说的近似于气话,但母亲听完后笑眯眯的,十分乐观开朗道:“好啊。那多选几个也行么……”
我又羞又气,躲着母亲,心底第一次生出叛逆念头来,包袱款款地收拾好了离家出走。第一次离家出走没经验,差点将半座屋子都搬空。
自然,身旁还带了许多修为高深的修士护卫,包括母亲身旁得力的助手——这是当然了,没有他们,我在外面遇见了危险可怎么办?
微漪哥哥忧心忡忡,要和我一起走。我不愿意,认真拒绝他:“你要是和我一起,那和出去游玩有什么两样?不行,不行,这是在离家出走。”
微漪哥哥看着我身边跟着的那么些人,欲言又止。好像在说:这还不是游玩吗?
还好他没有说出来,要不然我一定会和他生气的。
如此离家出走后,一路上碰见许多事,也救过许多人。
其中一个被毁容、折磨后的凡人看着实在太可怜,没忍住便心软将他带在身旁一阵子,为他找找退路,发现他居然是修仙的好根骨——而他却不愿离开,发誓报仇后,只望留在我身侧为奴。
我很新奇,像第一次捡到一只属于自己的小狗那样。
母亲说如果养了小宠,便要好好待它,负责它的一生。至少,也绝不能抛弃它。
眼前虽然是个人,但他说只属于我,我觉得应该和养小宠是一样的,于是认真颔首,答应了。
在外总是身有不测,我与身旁护卫意外失散,落进一魔窟当中。虽修为在身,百邪不侵,但我到底没独身一人、碰见过这种可怕的境况过,被吓得眼底含泪。

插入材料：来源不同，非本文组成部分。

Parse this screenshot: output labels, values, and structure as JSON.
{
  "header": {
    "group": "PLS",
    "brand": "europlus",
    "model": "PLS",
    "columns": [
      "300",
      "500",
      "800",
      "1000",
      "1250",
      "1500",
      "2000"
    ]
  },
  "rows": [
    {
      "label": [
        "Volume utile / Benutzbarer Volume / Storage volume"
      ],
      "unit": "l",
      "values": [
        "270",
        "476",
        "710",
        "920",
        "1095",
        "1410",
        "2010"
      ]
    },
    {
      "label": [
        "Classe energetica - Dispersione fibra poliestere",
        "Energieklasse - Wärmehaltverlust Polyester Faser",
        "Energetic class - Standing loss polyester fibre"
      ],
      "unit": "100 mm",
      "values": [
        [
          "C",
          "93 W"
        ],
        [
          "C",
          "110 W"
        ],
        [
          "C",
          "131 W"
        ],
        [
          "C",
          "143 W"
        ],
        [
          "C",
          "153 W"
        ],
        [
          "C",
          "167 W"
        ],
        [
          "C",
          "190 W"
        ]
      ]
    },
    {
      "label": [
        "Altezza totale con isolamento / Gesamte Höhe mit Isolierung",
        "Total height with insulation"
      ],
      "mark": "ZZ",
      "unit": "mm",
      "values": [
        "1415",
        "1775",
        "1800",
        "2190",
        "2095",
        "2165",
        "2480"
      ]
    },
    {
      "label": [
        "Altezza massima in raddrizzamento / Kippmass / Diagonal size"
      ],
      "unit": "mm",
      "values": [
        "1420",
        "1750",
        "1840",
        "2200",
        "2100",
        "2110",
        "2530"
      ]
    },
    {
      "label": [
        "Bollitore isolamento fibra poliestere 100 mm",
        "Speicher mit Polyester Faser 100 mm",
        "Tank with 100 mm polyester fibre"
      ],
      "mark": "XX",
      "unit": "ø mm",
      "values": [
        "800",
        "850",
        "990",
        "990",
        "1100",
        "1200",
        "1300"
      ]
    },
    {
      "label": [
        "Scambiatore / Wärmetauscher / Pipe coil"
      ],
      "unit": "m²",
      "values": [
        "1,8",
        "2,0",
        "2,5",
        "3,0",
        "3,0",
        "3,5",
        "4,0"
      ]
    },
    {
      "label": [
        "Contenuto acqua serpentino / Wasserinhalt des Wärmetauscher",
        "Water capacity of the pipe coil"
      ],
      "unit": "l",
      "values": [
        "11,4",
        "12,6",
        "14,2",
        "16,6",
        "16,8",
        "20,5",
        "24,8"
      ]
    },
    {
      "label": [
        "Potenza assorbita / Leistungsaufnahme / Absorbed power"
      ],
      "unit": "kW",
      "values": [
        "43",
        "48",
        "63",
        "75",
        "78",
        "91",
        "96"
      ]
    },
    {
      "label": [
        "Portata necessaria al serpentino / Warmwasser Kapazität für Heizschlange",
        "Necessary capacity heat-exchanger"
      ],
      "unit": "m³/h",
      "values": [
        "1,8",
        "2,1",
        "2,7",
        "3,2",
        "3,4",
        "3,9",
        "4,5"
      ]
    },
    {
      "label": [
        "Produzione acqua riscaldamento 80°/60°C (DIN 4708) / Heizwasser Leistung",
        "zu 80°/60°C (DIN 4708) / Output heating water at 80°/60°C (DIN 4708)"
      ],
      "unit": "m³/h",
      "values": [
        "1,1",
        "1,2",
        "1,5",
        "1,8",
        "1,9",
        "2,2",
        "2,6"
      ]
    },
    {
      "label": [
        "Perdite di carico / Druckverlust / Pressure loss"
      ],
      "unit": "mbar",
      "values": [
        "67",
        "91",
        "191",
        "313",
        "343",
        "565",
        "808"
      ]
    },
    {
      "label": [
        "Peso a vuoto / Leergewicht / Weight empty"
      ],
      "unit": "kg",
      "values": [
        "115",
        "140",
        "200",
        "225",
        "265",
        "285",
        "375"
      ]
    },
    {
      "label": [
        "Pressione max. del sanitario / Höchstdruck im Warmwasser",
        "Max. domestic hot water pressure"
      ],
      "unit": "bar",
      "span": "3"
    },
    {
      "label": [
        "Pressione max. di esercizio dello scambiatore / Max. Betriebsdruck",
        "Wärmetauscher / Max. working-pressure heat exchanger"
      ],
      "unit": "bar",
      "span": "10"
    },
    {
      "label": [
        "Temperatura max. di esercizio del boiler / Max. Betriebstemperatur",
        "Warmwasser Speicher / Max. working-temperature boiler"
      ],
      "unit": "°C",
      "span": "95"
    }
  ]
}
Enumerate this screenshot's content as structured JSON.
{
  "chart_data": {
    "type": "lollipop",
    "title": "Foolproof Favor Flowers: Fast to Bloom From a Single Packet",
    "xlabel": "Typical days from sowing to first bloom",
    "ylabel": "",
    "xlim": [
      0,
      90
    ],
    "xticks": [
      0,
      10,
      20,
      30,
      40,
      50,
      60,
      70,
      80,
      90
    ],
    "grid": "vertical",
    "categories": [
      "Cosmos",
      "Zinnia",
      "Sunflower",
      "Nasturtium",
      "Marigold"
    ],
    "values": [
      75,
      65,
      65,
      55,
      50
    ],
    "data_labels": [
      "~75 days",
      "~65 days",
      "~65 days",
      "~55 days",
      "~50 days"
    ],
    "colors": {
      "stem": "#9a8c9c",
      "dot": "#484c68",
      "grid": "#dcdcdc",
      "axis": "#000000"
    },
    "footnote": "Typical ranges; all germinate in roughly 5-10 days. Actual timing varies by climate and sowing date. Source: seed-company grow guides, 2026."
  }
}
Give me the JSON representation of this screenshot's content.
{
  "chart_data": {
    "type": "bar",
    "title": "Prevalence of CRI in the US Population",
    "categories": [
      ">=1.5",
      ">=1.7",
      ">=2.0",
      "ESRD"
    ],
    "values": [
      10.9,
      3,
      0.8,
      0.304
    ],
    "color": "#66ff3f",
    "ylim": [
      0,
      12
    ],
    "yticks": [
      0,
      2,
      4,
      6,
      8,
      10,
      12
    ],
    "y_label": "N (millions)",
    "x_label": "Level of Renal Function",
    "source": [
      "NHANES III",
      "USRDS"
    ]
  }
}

好在后来被一来历神秘、修为深不可测的修士所救。他原本斩了魔便要走,但我哭的厉害,不多时便又见他冷着一张脸绕了回来。
后来他几度想撇下我走开,但见我动不动要落泪的模样,最后还是带上了我在魔窟中游走。
相熟之后,我知他是主动前来,实在好奇他为什么来这样阴森可怖的鬼地方。他略犹豫后道:“我算到我天命的徒弟,就出现在这里。”
我大惊,又很同情地看向他:“这样的鬼地方?你那徒弟该不会是什么夜叉鬼吧……”
他很恼怒,又撇下我独自生气不说话,我追在他身后道:“要么他就是个怪人!和你一样古怪的怪人,才会来这样可怕的地方历险……”
怪人最后还是没找到他的徒弟,只将我送回了家中。
别离已久,我见到母亲,投入她的怀中,又开始哭。
我想她,好想她。
母亲也心疼地抱着我哭,可渐渐的,那哭声越来越小。
她紧抱着我的手像化成了尖利的爪牙一样,刺入皮肤当中,血液淅淅沥沥地淌下来,我很疼,却舍不得松开她。再抬头时,仍是那张熟悉的脸,母亲却像变了一个人,目光阴郁,带着一分恨意。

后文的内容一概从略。